The Committee meets as requested by the Chair. Discussion at the meetings may include legislative coordination, program briefings, goal setting, or any other issues the members feel should be included. The member agencies are:
Chair, Commissioner, Department of Motor Vehicles (DMV)
Superintendent, Division of State Police (DSP)
Commissioner, Office of Alcohol and Substance Abuse Services (OASAS)
Commissioner, Department of Health (DOH)
Commissioner, State Education Department (SED)
Commissioner, Department of Transportation (DOT)
Director, Division of Probation and Correctional Alternatives (DPCA)
Secretary, Department of State (DOS)
Commissioner, Division of Criminal Justice Services (DCJS)
Commissioner, Department of Insurance
Chair, NYS Thruway Authority
Chair, State Liquor Authority (SLA)
Also participating - The Commissioner of the Office of Parks, Recreation and Historic Preservation, and the Director of State Office for the Aging have been asked to participate in the Committee but these agencies are not listed in the Executive Order. You may read the Executive Order.
(See our Staff Directory)
The Committee maintains a staff which carries out the day to day functions of the highway safety office including planning, the grants program and safety program activities. The highway safety grants program is the single most important responsibility of GTSC. The Executive Director is responsible for overall staff operations. The GTSC Highway Safety Program Representatives and Analysts have grant responsibilities, oversee the STOP-DWI program, participate in the various committees devoted to highway safety issues, are responsible for the planning, administration, monitoring, and evaluation of a wide range of statewide traffic safety, education program activities. Fiscal staff perform the required administrative record keeping. This involves the processing of payments, contracts, etc. Another feature of grant processing is accounting for funds to Division of the Budget (DOB), the Federal oversight agencies and to the State Comptroller.

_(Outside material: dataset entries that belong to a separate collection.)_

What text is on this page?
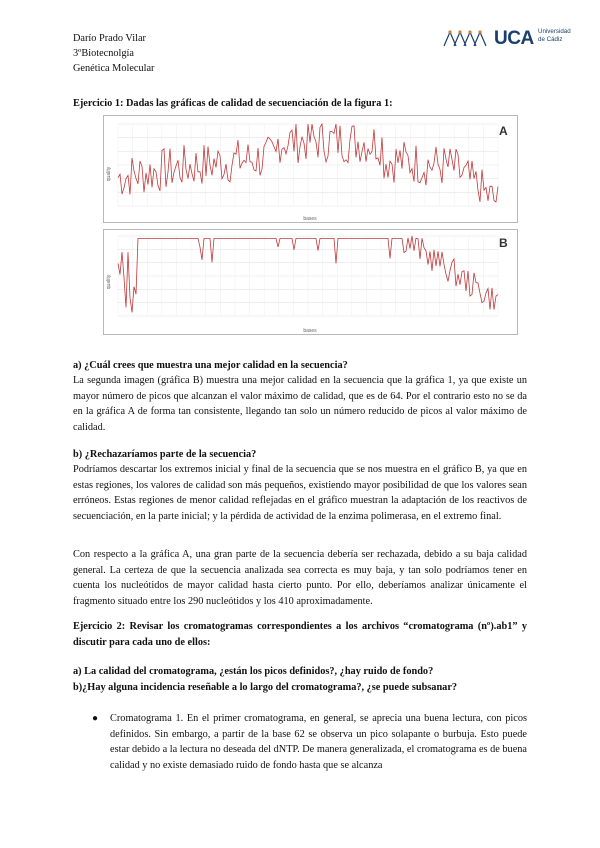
Darío Prado Vilar
3ºBiotecnolgía
Genética Molecular
UCA Universidad
de Cádiz
Ejercicio 1: Dadas las gráficas de calidad de secuenciación de la figura 1:
A
bases
quality
B
bases
quality
a) ¿Cuál crees que muestra una mejor calidad en la secuencia?
La segunda imagen (gráfica B) muestra una mejor calidad en la secuencia que la gráfica 1, ya que existe un mayor número de picos que alcanzan el valor máximo de calidad, que es de 64. Por el contrario esto no se da en la gráfica A de forma tan consistente, llegando tan solo un número reducido de picos al valor máximo de calidad.
b) ¿Rechazaríamos parte de la secuencia?
Podríamos descartar los extremos inicial y final de la secuencia que se nos muestra en el gráfico B, ya que en estas regiones, los valores de calidad son más pequeños, existiendo mayor posibilidad de que los valores sean erróneos. Estas regiones de menor calidad reflejadas en el gráfico muestran la adaptación de los reactivos de secuenciación, en la parte inicial; y la pérdida de actividad de la enzima polimerasa, en el extremo final.
Con respecto a la gráfica A, una gran parte de la secuencia debería ser rechazada, debido a su baja calidad general. La certeza de que la secuencia analizada sea correcta es muy baja, y tan solo podríamos tener en cuenta los nucleótidos de mayor calidad hasta cierto punto. Por ello, deberíamos analizar únicamente el fragmento situado entre los 290 nucleótidos y los 410 aproximadamente.
Ejercicio 2: Revisar los cromatogramas correspondientes a los archivos “cromatograma (nº).ab1” y discutir para cada uno de ellos:
a) La calidad del cromatograma, ¿están los picos definidos?, ¿hay ruido de fondo?
b)¿Hay alguna incidencia reseñable a lo largo del cromatograma?, ¿se puede subsanar?
● Cromatograma 1. En el primer cromatograma, en general, se aprecia una buena lectura, con picos definidos. Sin embargo, a partir de la base 62 se observa un pico solapante o burbuja. Esto puede estar debido a la lectura no deseada del dNTP. De manera generalizada, el cromatograma es de buena calidad y no existe demasiado ruido de fondo hasta que se alcanza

GTSC staff interact with the county traffic safety boards and also participate in various committees on issues for which the member agencies have overlapping interest. These groups propose initiatives, develop recommendations and solve operation and implementation problems for the many programs coordinated by GTSC. These statewide committees include but are not limited to: NYS Partnership for Walk Our Children to School (WOCS), NYS Partnership Against Drowsy Driving, Older Driver Assistance Network, Drug Recognition Expert and Standardized Field Sobriety Testing (DRE & SFST) Steering Committee, NYS Association of Traffic Safety Boards (Various sub-committees and working groups), Child Passenger Safety Steering Committee, Traffic Records Coordinating Committee, NYS Operation Lifesaver, New York Association for Pupil Transportation - Operation Safe Stop Committee, Walkable Communities, Capital District Safe Kids Coalition.